Religion in Early Salisbury
A town wasn’t considered settled until a church was established. Jonathan Lee, a licensed preacher of the Established Church (today’s Congregational Church of Salisbury, a member of the United Church of Christ), was ordained and became Salisbury’s first permanent minister in 1744, serving the town for 45 years. Religious services were held in Reverend Lee’s log home and later in a Meeting House that became the center of political, social, and religious gatherings. The Congregational Church today makes its home in the Meeting House built in 1800.
Other religious groups also came to the area. The first Methodist preacher arrived in 1787. The Rehobeth Methodist Church was built in Lakeville in 1816, and then chapels at Chapinville (now Taconic) in 1832 and Lime Rock in 1845. In 1822, Episcopalians built St.

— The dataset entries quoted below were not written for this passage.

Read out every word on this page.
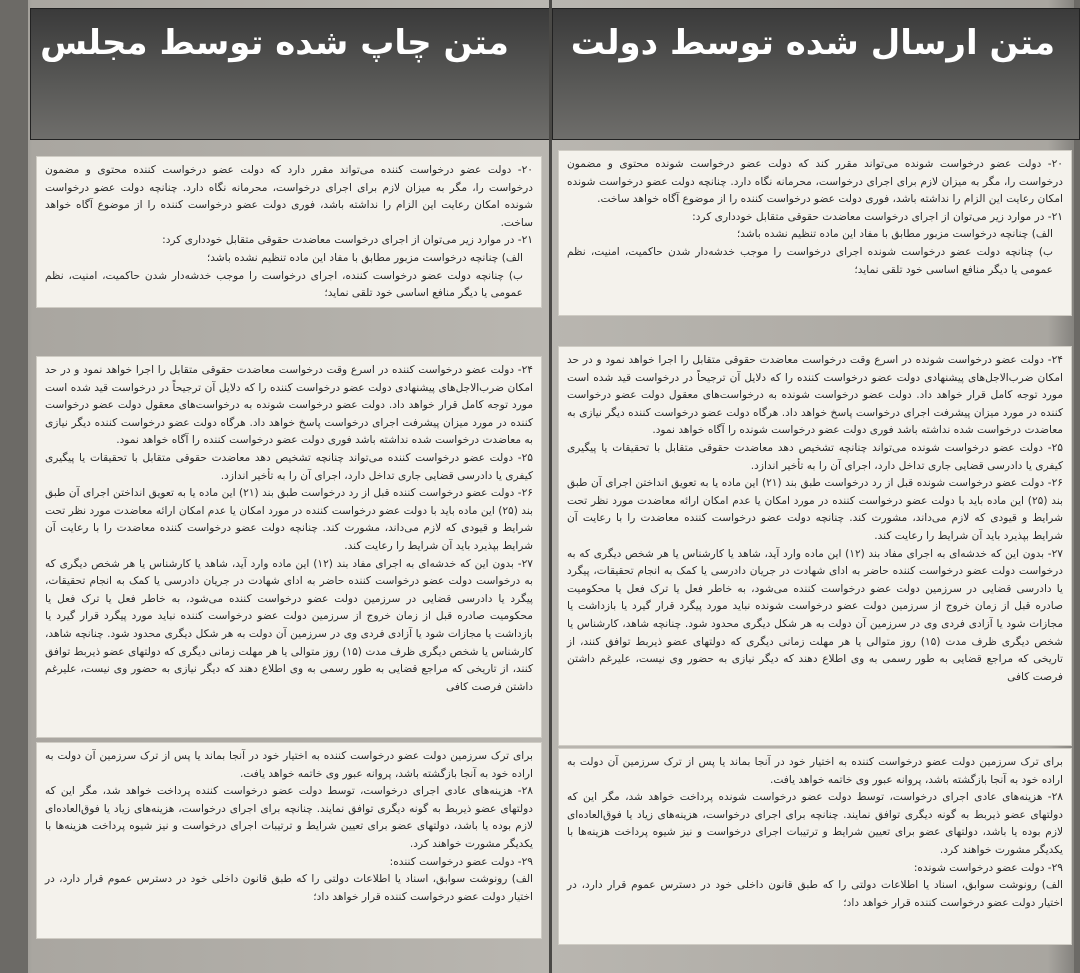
متن ارسال شده توسط دولت
متن چاپ شده توسط مجلس

۲۰- دولت عضو درخواست شونده می‌تواند مقرر کند که دولت عضو درخواست شونده محتوی و مضمون درخواست را، مگر به میزان لازم برای اجرای درخواست، محرمانه نگاه دارد. چنانچه دولت عضو درخواست شونده امکان رعایت این الزام را نداشته باشد، فوری دولت عضو درخواست کننده را از موضوع آگاه خواهد ساخت.

۲۱- در موارد زیر می‌توان از اجرای درخواست معاضدت حقوقی متقابل خودداری کرد:

الف) چنانچه درخواست مزبور مطابق با مفاد این ماده تنظیم نشده باشد؛

ب) چنانچه دولت عضو درخواست شونده اجرای درخواست را موجب خدشه‌دار شدن حاکمیت، امنیت، نظم عمومی یا دیگر منافع اساسی خود تلقی نماید؛

۲۴- دولت عضو درخواست شونده در اسرع وقت درخواست معاضدت حقوقی متقابل را اجرا خواهد نمود و در حد امکان ضرب‌الاجل‌های پیشنهادی دولت عضو درخواست کننده را که دلایل آن ترجیحاً در درخواست قید شده است مورد توجه کامل قرار خواهد داد. دولت عضو درخواست شونده به درخواست‌های معقول دولت عضو درخواست کننده در مورد میزان پیشرفت اجرای درخواست پاسخ خواهد داد. هرگاه دولت عضو درخواست کننده دیگر نیازی به معاضدت درخواست شده نداشته باشد فوری دولت عضو درخواست شونده را آگاه خواهد نمود.

۲۵- دولت عضو درخواست شونده می‌تواند چنانچه تشخیص دهد معاضدت حقوقی متقابل با تحقیقات یا پیگیری کیفری یا دادرسی قضایی جاری تداخل دارد، اجرای آن را به تأخیر اندازد.

۲۶- دولت عضو درخواست شونده قبل از رد درخواست طبق بند (۲۱) این ماده یا به تعویق انداختن اجرای آن طبق بند (۲۵) این ماده باید با دولت عضو درخواست کننده در مورد امکان یا عدم امکان ارائه معاضدت مورد نظر تحت شرایط و قیودی که لازم می‌داند، مشورت کند. چنانچه دولت عضو درخواست کننده معاضدت را با رعایت آن شرایط بپذیرد باید آن شرایط را رعایت کند.

۲۷- بدون این که خدشه‌ای به اجرای مفاد بند (۱۲) این ماده وارد آید، شاهد یا کارشناس یا هر شخص دیگری که به درخواست دولت عضو درخواست کننده حاضر به ادای شهادت در جریان دادرسی یا کمک به انجام تحقیقات، پیگرد یا دادرسی قضایی در سرزمین دولت عضو درخواست کننده می‌شود، به خاطر فعل یا ترک فعل یا محکومیت صادره قبل از زمان خروج از سرزمین دولت عضو درخواست شونده نباید مورد پیگرد قرار گیرد یا بازداشت یا مجازات شود یا آزادی فردی وی در سرزمین آن دولت به هر شکل دیگری محدود شود. چنانچه شاهد، کارشناس یا شخص دیگری ظرف مدت (۱۵) روز متوالی یا هر مهلت زمانی دیگری که دولتهای عضو ذیربط توافق کنند، از تاریخی که مراجع قضایی به طور رسمی به وی اطلاع دهند که دیگر نیازی به حضور وی نیست، علیرغم داشتن فرصت کافی

برای ترک سرزمین دولت عضو درخواست کننده به اختیار خود در آنجا بماند یا پس از ترک سرزمین آن دولت به اراده خود به آنجا بازگشته باشد، پروانه عبور وی خاتمه خواهد یافت.

۲۸- هزینه‌های عادی اجرای درخواست، توسط دولت عضو درخواست شونده پرداخت خواهد شد، مگر این که دولتهای عضو ذیربط به گونه دیگری توافق نمایند. چنانچه برای اجرای درخواست، هزینه‌های زیاد یا فوق‌العاده‌ای لازم بوده یا باشد، دولتهای عضو برای تعیین شرایط و ترتیبات اجرای درخواست و نیز شیوه پرداخت هزینه‌ها با یکدیگر مشورت خواهند کرد.

۲۹- دولت عضو درخواست شونده:

الف) رونوشت سوابق، اسناد یا اطلاعات دولتی را که طبق قانون داخلی خود در دسترس عموم قرار دارد، در اختیار دولت عضو درخواست کننده قرار خواهد داد؛

۲۰- دولت عضو درخواست کننده می‌تواند مقرر دارد که دولت عضو درخواست کننده محتوی و مضمون درخواست را، مگر به میزان لازم برای اجرای درخواست، محرمانه نگاه دارد. چنانچه دولت عضو درخواست شونده امکان رعایت این الزام را نداشته باشد، فوری دولت عضو درخواست کننده را از موضوع آگاه خواهد ساخت.

۲۱- در موارد زیر می‌توان از اجرای درخواست معاضدت حقوقی متقابل خودداری کرد:

الف) چنانچه درخواست مزبور مطابق با مفاد این ماده تنظیم نشده باشد؛

ب) چنانچه دولت عضو درخواست کننده، اجرای درخواست را موجب خدشه‌دار شدن حاکمیت، امنیت، نظم عمومی یا دیگر منافع اساسی خود تلقی نماید؛

۲۴- دولت عضو درخواست کننده در اسرع وقت درخواست معاضدت حقوقی متقابل را اجرا خواهد نمود و در حد امکان ضرب‌الاجل‌های پیشنهادی دولت عضو درخواست کننده را که دلایل آن ترجیحاً در درخواست قید شده است مورد توجه کامل قرار خواهد داد. دولت عضو درخواست شونده به درخواست‌های معقول دولت عضو درخواست کننده در مورد میزان پیشرفت اجرای درخواست پاسخ خواهد داد. هرگاه دولت عضو درخواست کننده دیگر نیازی به معاضدت درخواست شده نداشته باشد فوری دولت عضو درخواست کننده را آگاه خواهد نمود.

۲۵- دولت عضو درخواست کننده می‌تواند چنانچه تشخیص دهد معاضدت حقوقی متقابل با تحقیقات یا پیگیری کیفری یا دادرسی قضایی جاری تداخل دارد، اجرای آن را به تأخیر اندازد.

۲۶- دولت عضو درخواست کننده قبل از رد درخواست طبق بند (۲۱) این ماده یا به تعویق انداختن اجرای آن طبق بند (۲۵) این ماده باید با دولت عضو درخواست کننده در مورد امکان یا عدم امکان ارائه معاضدت مورد نظر تحت شرایط و قیودی که لازم می‌داند، مشورت کند. چنانچه دولت عضو درخواست کننده معاضدت را با رعایت آن شرایط بپذیرد باید آن شرایط را رعایت کند.

۲۷- بدون این که خدشه‌ای به اجرای مفاد بند (۱۲) این ماده وارد آید، شاهد یا کارشناس یا هر شخص دیگری که به درخواست دولت عضو درخواست کننده حاضر به ادای شهادت در جریان دادرسی یا کمک به انجام تحقیقات، پیگرد یا دادرسی قضایی در سرزمین دولت عضو درخواست کننده می‌شود، به خاطر فعل یا ترک فعل یا محکومیت صادره قبل از زمان خروج از سرزمین دولت عضو درخواست کننده نباید مورد پیگرد قرار گیرد یا بازداشت یا مجازات شود یا آزادی فردی وی در سرزمین آن دولت به هر شکل دیگری محدود شود. چنانچه شاهد، کارشناس یا شخص دیگری ظرف مدت (۱۵) روز متوالی یا هر مهلت زمانی دیگری که دولتهای عضو ذیربط توافق کنند، از تاریخی که مراجع قضایی به طور رسمی به وی اطلاع دهند که دیگر نیازی به حضور وی نیست، علیرغم داشتن فرصت کافی

برای ترک سرزمین دولت عضو درخواست کننده به اختیار خود در آنجا بماند یا پس از ترک سرزمین آن دولت به اراده خود به آنجا بازگشته باشد، پروانه عبور وی خاتمه خواهد یافت.

۲۸- هزینه‌های عادی اجرای درخواست، توسط دولت عضو درخواست کننده پرداخت خواهد شد، مگر این که دولتهای عضو ذیربط به گونه دیگری توافق نمایند. چنانچه برای اجرای درخواست، هزینه‌های زیاد یا فوق‌العاده‌ای لازم بوده یا باشد، دولتهای عضو برای تعیین شرایط و ترتیبات اجرای درخواست و نیز شیوه پرداخت هزینه‌ها با یکدیگر مشورت خواهند کرد.

۲۹- دولت عضو درخواست کننده:

الف) رونوشت سوابق، اسناد یا اطلاعات دولتی را که طبق قانون داخلی خود در دسترس عموم قرار دارد، در اختیار دولت عضو درخواست کننده قرار خواهد داد؛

John’s Church in Salisbury and Trinity Church at Lime Rock in 1873.
Roman Catholics established their first mission at Falls Village, erecting a church in 1854. At the time, the parish included several other towns in Litchfield County and, for a period of time, was the only one between Bridgeport (CT) and Pittsfield (MA). In 1875-6, St. Mary’s Church (today, St. Martin of Tours, Church of St. Mary) was erected at Lakeville and formed into a separate parish. By 1883, a convent and parochial school had been built.